General information about discovery

Data file discovery is an elementary and intermediate step in data collection in the Identity Ledger. It consists of analyzing files in different formats (CSV, LDIF, XML, etc.) and applying simple processing to them. Examples of processing types are: adding new attributes, computing new attributes from those that are already present, removing or editing certain values or records.
Data discovery automates data filtering/transformation/quality assurance before loading it into the Identity Ledger through "Data collection."
As such, "data discovery" may be used as a source of data when configuring "Data collection." All the configured operations on the "data discovery" level are then performed in real time, transparently, before the collector line.

Contrary to classic ETL solutions where it quickly becomes necessary to rely on a programming language (Java, JavaScript, C#) for transformation or filtering operations, the association and wealth of "data discovery" concepts and "data collection" allow these operations to be performed without programming.

This "data discovery" component can also be used autonomously if you wish to apply transformation/filtering operations on data files regularly. In this case, the results will be available in CSV format. This is an alternative solution that is much more powerful than the filtering tools available in Excel.
This objective of this documentation is to give you basic instructions that will allow you to use the Discovery component.
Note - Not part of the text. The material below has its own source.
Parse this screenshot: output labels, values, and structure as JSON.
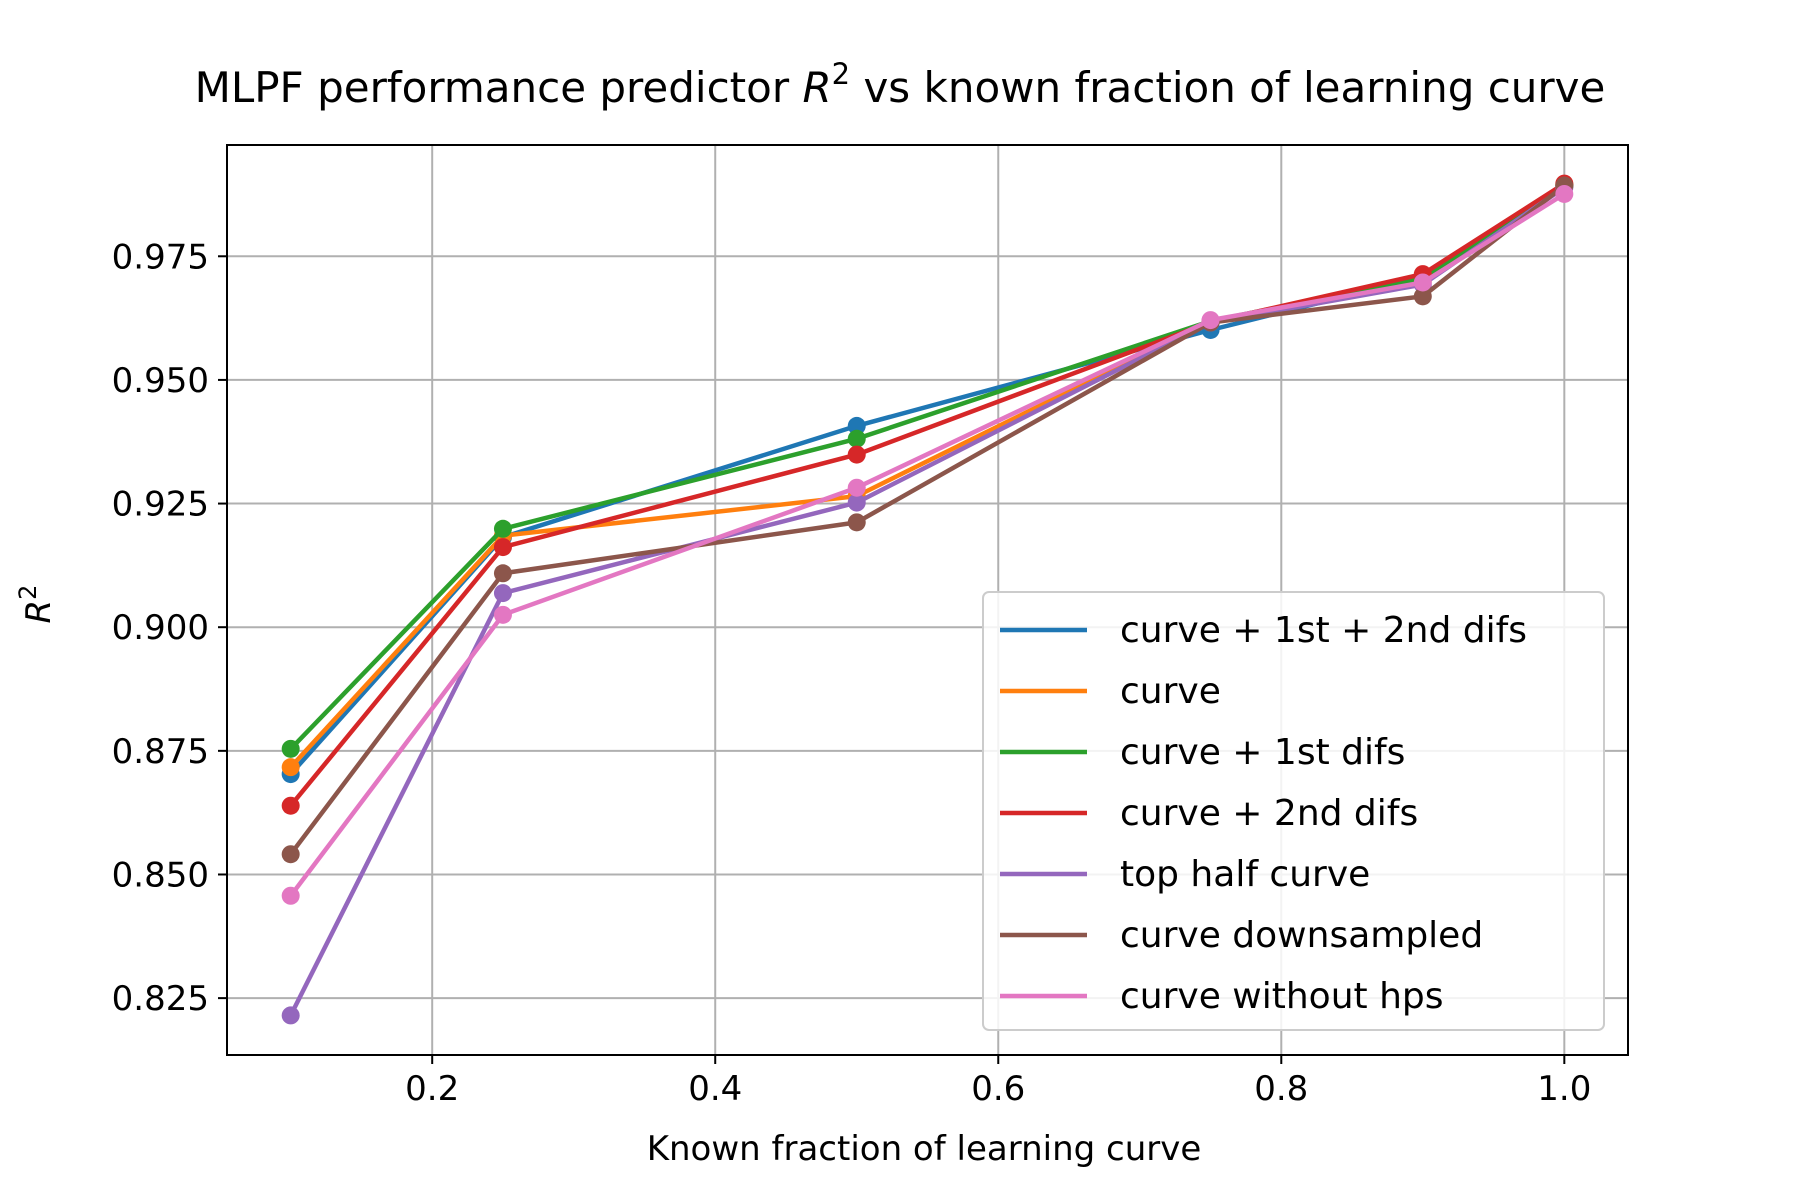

You will find numerous "screencasts" on how to configure data "discovery" and "collection" on this site: Discovery Editor

Data sources

The file discovery motor accepts the following data sources:

  • CSV: format in which each column is separated by a delimiter. A header row may be present to indicate column names. The delimiter is configurable (generally a comma or semicolon).

  • LDIF : directory exchange format representing hierarchically structured entries (LDAP, X500). You may process a small part of the entries by filtering on a sub-tree and on one or more object classes.

  • XML : format made up of hierarchically structured tags. Only a sub-section of the tags is taken into account when giving a path in the XML nodes tree.

  • Formatted: format consisting of fixed-sized fields. There is no separator between the values, so to configure this type of file, indicate the number of characters each column uses.

  • Log files: format consisting of access logs. The lines often contain "Who, What, Where, When, Why" type information (who performed which action, from where, when, with which rights and what was the result).

  • Microsoft Excel files: desktop spreadsheet or pivot table type format. Excel files may contain several tables per page and several pages. The product can handle XLS and XLSX file formats.

File encoding

Please note that selection of the file encoding impacts the quality of the data. If the file encoding information is not included in the file encoding then no error will occur in the execution of a discovery, however non standard characters can be incorrectly handled.

To avoid this type of issue it is recommended to use the file encodings that includes BOM to avoid issues when collecting data. For example by using UTF-8 BOM. In this situation if a file is provided using the wrong file encoding then an error will error in the execution plan avoiding to collect incorrect data.